People were lively and friendly, although few spoke English, even in tourist facilities, and my long-ago high school Spanish was stretched to its limits.

Our official guide was laid-back and a bit cynical. When we went to Matanzas, it seemed that we were taking an unusual circuitous route out of Havana, but our guide explained that she wanted to show us the different kinds of housing that people lived in. We asked for her opinions of Fidel and Raul Castro, and she said that Fidel had done some good things and some bad things. She hoped that Raul would reverse or alleviate the bad things without undoing the bad things.

By the way, I highly recommend a book called "Havana Nocturne" by T.J. English. It's an account of American influence in Cuba, with a special focus on the years when the country was a hangout for organized crime. The book is fascinating and reads like a novel with a cast of mobsters and Hollywood stars. Although English is no fan of Fidel Castro, he helps readers understand why the revolution occurred and why some sort of change was needed.

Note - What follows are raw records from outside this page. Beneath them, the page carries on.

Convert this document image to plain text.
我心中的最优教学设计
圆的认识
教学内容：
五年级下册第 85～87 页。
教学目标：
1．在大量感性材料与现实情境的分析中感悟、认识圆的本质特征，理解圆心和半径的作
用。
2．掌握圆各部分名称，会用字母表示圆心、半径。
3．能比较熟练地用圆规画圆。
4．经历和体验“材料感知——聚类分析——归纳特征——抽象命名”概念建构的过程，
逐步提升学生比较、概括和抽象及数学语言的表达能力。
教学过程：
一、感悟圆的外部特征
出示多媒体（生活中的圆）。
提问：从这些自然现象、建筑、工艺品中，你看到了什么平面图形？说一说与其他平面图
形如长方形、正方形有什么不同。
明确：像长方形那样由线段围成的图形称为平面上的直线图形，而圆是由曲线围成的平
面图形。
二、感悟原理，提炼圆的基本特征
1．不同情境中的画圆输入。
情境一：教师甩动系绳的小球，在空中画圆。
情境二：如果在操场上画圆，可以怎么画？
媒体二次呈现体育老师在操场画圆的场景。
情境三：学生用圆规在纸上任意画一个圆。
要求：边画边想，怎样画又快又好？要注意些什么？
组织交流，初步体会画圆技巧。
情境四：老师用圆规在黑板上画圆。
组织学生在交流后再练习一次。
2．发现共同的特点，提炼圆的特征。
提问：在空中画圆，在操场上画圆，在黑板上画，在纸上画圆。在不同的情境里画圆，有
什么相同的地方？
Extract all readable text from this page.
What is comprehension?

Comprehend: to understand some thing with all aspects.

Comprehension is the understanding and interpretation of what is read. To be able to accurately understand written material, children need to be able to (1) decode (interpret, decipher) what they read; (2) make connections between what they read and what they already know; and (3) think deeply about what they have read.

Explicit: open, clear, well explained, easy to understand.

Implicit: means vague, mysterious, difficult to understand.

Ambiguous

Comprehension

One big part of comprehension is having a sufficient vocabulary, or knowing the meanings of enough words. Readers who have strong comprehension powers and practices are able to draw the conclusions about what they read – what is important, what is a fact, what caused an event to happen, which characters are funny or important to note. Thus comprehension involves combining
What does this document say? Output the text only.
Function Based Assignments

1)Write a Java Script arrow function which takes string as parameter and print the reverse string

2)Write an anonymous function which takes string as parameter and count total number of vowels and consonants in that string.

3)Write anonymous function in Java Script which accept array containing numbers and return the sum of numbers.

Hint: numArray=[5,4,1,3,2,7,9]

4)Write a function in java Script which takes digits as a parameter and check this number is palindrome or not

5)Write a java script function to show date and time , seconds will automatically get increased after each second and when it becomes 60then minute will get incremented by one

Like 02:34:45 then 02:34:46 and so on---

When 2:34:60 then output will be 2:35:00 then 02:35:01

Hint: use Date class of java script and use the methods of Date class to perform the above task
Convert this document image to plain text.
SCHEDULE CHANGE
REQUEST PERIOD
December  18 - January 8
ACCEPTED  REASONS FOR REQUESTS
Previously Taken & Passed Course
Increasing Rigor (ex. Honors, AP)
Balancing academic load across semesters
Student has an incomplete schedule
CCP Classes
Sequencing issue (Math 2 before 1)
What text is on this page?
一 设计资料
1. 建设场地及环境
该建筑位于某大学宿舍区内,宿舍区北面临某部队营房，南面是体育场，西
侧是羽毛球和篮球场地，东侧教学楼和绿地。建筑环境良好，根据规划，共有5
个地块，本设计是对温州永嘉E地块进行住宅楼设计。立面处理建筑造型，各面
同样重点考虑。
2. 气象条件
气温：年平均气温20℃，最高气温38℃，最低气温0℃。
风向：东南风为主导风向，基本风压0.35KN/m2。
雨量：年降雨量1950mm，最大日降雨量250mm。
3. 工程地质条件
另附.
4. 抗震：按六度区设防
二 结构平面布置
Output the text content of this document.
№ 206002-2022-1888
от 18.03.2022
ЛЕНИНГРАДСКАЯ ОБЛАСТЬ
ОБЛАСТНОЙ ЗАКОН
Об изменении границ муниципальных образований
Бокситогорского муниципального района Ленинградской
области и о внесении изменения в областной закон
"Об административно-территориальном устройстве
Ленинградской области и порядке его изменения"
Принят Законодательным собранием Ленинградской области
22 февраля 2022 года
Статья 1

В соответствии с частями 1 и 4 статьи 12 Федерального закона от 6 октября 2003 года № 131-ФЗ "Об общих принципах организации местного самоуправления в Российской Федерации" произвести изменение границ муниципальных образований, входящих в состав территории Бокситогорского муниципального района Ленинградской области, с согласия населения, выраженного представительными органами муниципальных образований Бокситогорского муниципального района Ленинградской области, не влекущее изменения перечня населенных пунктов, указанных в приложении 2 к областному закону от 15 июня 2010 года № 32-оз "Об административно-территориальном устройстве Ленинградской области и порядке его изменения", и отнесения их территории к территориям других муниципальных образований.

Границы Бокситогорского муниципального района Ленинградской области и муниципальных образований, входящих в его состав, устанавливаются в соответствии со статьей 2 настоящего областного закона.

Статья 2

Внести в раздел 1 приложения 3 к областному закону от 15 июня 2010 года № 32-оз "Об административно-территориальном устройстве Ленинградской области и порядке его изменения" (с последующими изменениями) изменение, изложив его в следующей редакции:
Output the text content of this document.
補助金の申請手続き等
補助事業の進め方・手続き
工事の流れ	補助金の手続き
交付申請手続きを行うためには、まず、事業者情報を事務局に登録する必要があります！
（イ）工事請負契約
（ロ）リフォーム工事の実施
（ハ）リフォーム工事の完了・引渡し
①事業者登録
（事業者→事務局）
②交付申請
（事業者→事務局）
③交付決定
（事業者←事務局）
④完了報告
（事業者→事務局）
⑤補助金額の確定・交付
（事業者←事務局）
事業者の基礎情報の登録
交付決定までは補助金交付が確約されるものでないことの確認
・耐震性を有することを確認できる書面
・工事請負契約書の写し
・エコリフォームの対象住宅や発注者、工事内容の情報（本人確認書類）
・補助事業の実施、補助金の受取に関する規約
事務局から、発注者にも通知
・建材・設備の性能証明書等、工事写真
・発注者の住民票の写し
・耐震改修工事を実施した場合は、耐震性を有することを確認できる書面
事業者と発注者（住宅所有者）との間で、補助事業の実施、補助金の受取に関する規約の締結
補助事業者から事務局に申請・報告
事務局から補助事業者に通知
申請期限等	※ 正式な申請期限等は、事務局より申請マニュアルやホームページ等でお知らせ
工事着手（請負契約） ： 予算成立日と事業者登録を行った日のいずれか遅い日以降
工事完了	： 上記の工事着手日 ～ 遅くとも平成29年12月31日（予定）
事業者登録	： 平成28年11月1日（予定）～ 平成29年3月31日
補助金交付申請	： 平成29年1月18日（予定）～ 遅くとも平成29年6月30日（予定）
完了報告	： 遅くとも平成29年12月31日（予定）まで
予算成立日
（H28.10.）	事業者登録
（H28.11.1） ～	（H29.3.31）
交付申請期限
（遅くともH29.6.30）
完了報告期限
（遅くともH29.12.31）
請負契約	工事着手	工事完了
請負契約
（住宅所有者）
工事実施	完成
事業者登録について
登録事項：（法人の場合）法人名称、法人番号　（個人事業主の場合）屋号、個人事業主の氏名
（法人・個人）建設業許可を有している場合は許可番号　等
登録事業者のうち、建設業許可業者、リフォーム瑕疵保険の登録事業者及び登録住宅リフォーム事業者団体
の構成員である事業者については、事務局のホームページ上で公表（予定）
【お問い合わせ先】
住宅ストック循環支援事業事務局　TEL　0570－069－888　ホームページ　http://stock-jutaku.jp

If you have a chance to go to Cuba, especially on a trip that will take you off the tourist circuit, go. It will not always be comfortable. The food is mediocre, even in the tourist places, and the tap water is not safe. You are cut off from news of the outside world. However, I found that I slept better in Cuba than I had anywhere else in years. Perhaps our 24-hour news cycle provides a tense background noise that interferes with peace of mind.